Ages 13-18 years:  Finally, as your children enter into their teenage years, the more difficult questions begin.  Why can't I go out with him?  Why can't I see that movie?  Why can't I drive out there?  At this point in their lives, your children should have a good mind developed due to your training and their schooling.  This means that they will be able to understand your reasoning, if they apply their own rationality to the answers.  At this age, a more detailed explanation behind your reasoning often grants more weight to your decision than a simple "because I said so."  The teenage years are often the most rebellious, and your child is apt to be more prone towards flagrant disobedience if all they hear is "No" and "because I said so" in answer to their ever more frequent questions.  They are young adults and deserve the proper response due to them.  While still respecting your authority, you can discuss your decisions regarding your teenager's privileges etc.  If you treat them like an adult and NOT as a little child, you will get a far better response than the ranting and raving that often ensues between the strong-willed parent and child.  If you treat them as an adult, they are more likely to respond as an adult rather than a complaining child.


Beyond the age of 18, your child is an adult.  They are no longer legally bound to do as you say, although one would hope that they would still respect your authority and pay heed to your sage advice.  Furthermore, if they continue to abide under your roof, you have every right to set some ground rules for them to follow.  You cannot necessarily dictate what they do and who they see, but you can still maintain control of what goes on within your own home.  Regardless of where your child is at the precipice of adulthood, keep in mind that (hopefully) you have done all you can to raise your child properly.  It is now up to them to act on or disregard the sound moral principles you have ingrained within their character.  Please, continue to offer advice and counsel, but don't expect your child to always heed your words or take everything you say to heart.  Remember that they have their own minds and ideas about how to live their lives.  Oftentimes, their ideas are just as good as yours, simply different.  Let them make their own mistakes, but be there when they ask for help.  Believe me, your child will realize (sooner or later) how much they cherish your wisdom and comfort.  

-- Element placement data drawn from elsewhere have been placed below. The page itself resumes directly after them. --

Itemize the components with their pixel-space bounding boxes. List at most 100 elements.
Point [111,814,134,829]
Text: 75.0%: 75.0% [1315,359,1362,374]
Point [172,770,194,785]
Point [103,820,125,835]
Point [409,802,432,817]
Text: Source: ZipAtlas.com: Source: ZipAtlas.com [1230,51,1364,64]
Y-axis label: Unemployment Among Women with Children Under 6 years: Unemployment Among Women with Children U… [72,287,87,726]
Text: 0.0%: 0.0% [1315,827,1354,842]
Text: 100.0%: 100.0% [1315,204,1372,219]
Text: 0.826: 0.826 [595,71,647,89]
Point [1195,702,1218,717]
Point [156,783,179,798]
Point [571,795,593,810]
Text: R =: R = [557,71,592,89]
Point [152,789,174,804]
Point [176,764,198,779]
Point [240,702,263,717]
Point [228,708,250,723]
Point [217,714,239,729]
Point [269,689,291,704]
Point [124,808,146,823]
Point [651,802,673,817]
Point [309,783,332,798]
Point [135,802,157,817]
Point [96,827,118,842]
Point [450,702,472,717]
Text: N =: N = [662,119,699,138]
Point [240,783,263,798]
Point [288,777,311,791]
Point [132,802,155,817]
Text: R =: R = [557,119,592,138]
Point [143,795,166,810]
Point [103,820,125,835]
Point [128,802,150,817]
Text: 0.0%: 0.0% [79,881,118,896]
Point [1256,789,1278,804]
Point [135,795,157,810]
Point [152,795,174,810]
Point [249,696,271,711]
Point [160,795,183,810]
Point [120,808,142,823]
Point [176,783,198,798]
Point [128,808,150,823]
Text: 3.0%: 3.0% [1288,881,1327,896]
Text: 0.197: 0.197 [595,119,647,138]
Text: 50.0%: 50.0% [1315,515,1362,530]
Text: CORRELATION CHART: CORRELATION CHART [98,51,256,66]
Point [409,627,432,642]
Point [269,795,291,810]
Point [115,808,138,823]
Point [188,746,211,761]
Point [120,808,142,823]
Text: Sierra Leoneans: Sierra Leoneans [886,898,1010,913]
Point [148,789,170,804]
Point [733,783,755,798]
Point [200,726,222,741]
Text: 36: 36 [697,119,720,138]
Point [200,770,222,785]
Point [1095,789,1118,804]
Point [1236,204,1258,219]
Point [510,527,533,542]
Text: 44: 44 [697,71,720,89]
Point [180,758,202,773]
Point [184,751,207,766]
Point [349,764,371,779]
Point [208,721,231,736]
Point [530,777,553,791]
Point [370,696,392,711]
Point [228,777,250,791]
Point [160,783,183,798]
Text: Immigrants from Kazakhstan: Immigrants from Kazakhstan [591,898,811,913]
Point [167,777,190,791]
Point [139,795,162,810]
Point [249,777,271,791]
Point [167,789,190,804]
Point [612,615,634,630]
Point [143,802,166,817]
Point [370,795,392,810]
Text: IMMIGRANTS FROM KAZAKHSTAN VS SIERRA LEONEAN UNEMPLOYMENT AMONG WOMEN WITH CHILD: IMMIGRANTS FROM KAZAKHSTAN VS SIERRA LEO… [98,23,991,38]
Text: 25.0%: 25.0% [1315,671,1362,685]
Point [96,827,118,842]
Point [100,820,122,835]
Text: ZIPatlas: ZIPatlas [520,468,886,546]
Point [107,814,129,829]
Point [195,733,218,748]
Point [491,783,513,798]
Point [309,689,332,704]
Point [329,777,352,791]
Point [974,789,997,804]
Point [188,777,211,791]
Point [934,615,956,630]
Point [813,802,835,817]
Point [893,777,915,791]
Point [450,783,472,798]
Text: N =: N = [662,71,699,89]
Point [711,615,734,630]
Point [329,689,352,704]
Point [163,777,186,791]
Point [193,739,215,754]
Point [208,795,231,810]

Therefore, the answer to the question "Why" varies depending on the child, their age, and the pertinence of the actual question.  The answer of "because I said so" can be used at any age and should be followed without question based on your authority and your child's obedience.  Further explanation concerning your parental decisions can be introduced as you see fit, preferably once the child is a bit older.  These explanations will, most likely, become more frequent once your child hits their adolescent years.  Remember, maintaining a good relationship with your child is crucial.  They must respect your authority, but at the same time, you should treat them according to their age.  Don't talk to your 16 year-old like she was 3 years old.  And don't explain to your 5 year-old like she was 17 years old.  Keep in mind balance and moderation.  And good luck!